“V:=vraag verbalisanten
O:= opmerking
A:= antwoord verdachte
(…)
O: Inmiddels heeft er dna onderzoek plaats gevonden bij het Nederlands Forensisch Instituut en zowel het bloed op jouw jas als op die moker blijkt afkomstig te zijn van[slachtoffer].
V: Hoe kan jij dat verklaren?
A: Ja, dat ik hem heb meegenomen.
V: Je zegt “ik heb hem meegenomen” wanneer precies?
A: dezelfde dag.
V: En met dezelfde dag bedoel je, de dag dat je met[slachtoffer] hebt afgesproken, dat je hem mee hebt genomen in de auto naar de woning toe naar de [adres 2] te Eindhoven.
A: Ja, hoe moet dat anders gegaan zijn.
V: Waar heb je die moker gepakt dan?
A: Die lag thuis in de schuur in een rek, in een van de twee.
V: Je bent dus op zoek gegaan naar die moker, wat was daar de reden voor?
A: Ik wist geen uitweg meer, ik wilde de moker meenemen om van [slachtoffer] af te komen.
V: Wat bedoel je daar precies mee?
A: Ik wilde gewoon van [slachtoffer] afkomen.
V: En wanneer vatte je dat plan op dan?
A: Gewoon diezelfde dag, ik wilde de hamer meenemen om van [slachtoffer] af te komen, gewoon om hem te doden.
V: Wanneer precies vatte jij dat plan op?
A: Gewoon diezelfde dag.
V: Hoe laat precies dan?
A: Ongeveer een half uur van te voren, voordat ik naar [slachtoffer] toe ging.
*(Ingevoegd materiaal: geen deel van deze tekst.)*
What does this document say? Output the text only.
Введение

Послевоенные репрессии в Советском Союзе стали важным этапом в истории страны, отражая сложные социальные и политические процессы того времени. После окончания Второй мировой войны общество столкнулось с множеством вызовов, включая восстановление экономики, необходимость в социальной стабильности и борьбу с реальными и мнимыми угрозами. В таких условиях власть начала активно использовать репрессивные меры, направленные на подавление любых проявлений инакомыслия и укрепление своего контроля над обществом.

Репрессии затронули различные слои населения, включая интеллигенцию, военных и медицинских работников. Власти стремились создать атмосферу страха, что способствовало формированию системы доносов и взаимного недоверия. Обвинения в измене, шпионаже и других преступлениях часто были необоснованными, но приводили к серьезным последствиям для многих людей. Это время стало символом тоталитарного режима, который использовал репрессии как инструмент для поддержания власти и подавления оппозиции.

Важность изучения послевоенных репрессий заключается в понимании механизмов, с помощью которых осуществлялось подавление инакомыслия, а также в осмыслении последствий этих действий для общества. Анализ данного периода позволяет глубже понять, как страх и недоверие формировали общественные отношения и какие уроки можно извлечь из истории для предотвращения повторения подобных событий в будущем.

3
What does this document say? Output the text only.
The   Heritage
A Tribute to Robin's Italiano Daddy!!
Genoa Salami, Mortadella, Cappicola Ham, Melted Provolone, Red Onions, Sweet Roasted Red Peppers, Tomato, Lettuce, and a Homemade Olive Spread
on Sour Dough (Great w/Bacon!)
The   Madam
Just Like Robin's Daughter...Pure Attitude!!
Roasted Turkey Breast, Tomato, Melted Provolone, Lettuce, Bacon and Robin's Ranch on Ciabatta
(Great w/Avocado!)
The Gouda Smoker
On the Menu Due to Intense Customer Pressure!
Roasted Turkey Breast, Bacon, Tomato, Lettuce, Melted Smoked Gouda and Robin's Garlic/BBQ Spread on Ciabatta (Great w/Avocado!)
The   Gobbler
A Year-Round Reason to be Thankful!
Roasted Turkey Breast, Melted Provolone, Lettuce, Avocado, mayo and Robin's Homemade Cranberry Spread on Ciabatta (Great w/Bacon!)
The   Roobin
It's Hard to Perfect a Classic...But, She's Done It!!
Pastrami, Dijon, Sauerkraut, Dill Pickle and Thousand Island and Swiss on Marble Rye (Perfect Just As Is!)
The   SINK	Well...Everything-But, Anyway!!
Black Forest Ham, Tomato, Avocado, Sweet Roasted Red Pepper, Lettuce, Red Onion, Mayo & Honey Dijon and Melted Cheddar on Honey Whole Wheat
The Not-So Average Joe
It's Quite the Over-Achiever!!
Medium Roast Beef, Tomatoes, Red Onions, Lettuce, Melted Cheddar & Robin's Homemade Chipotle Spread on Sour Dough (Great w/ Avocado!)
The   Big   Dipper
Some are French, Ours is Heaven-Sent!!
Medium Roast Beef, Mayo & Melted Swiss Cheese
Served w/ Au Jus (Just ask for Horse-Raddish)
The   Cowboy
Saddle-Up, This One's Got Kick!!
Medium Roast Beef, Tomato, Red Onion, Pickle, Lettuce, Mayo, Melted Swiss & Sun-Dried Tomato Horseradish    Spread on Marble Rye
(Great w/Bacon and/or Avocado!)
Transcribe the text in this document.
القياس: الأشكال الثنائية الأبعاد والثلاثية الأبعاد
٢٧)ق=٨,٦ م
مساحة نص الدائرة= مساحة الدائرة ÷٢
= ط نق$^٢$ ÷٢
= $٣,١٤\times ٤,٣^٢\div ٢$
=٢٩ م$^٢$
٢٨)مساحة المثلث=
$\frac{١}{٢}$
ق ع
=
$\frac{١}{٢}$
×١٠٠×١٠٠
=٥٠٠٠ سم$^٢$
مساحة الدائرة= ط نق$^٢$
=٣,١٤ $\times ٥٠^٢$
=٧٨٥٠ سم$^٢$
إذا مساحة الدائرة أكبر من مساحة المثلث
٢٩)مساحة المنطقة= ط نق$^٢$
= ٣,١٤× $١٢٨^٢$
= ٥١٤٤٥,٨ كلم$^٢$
Ik zag op dat moment geen andere uitweg meer.
(…)
A: Ik ben gewoon naar de woning gelopen met [slachtoffer]. Ik heb toen het rugzakje op mijn rug gedaan. We lopen naar binnen en [slachtoffer] loopt naar de gordijnen toe. En dan is eigenlijk hetzelfde gebeurd zoals ik heb verteld. (…) Toen ik in de woonkamer was pakte ik het rugzakje van mijn rug. Ik haalde de hamer eruit en dan is hetzelfde gegaan als toen ik al verklaard heb.
[slachtoffer] was al bezig met de gordijnen en toen heb ik die hamer uit het rugzakje gehaald.
(…)
V: Wat gebeurt er verder met de hamer op het moment dat je geslagen hebt?
A: Die doe ik weer in mijn tas, met bloed en al. De rugzak doe ik weer op mijn rug.
(…)
V: Je zegt dat je een half uur van te voren het plan opvat om die hamer mee te nemen om [slachtoffer] van het leven te beroven. Wanneer vat je nu het plan op om [slachtoffer] van het leven te beroven?
A: Ik had al een week het gevoel dat ik geen uitweg meer zag. Ik wist gewoon niet wat ik moest doen. Ik zat in de knoop, ik voelde me gewoon kut. Ik kan dat misschien omschrijven als wanhopig, ik weet dat niet precies.
(…)
V: Wat was nou de reden waar je heel erg bang voor was.
A: Ik was gewoon bang dat [slachtoffer] aan iedereen ging vertellen wat er tussen hem en mij gebeurd was.
(…)
A: (…) Ik heb tegen [slachtoffer] gezegd dat ik gewoon niets meer met hem te maken wilde hebben maar hij zei dat hij het dan tegen iedereen zou zeggen en dat wilde ik niet. In de week voordat het gebeurd is, heb ik tegen [slachtoffer] gezegd dat ik niet meer wilde. De dag voordat het gebeurde, heb ik [slachtoffer] gebeld of [slachtoffer] heeft mij gebeld, ik weet niet precies wat er toen besproken is. We hebben voor de dag erna afgesproken. Op vrijdag 22 maart rond 12.00 uur of 13.00 uur heb ik [slachtoffer] gebeld en toen hebben we afgesproken.
V: Op het moment dat je belt, heb je toen al het plan opgevat om de hamer mee te nemen?
A: Nee, dat was echt er net voor, toen ik uit school kwam, vlak voor ik naar [slachtoffer] ging.”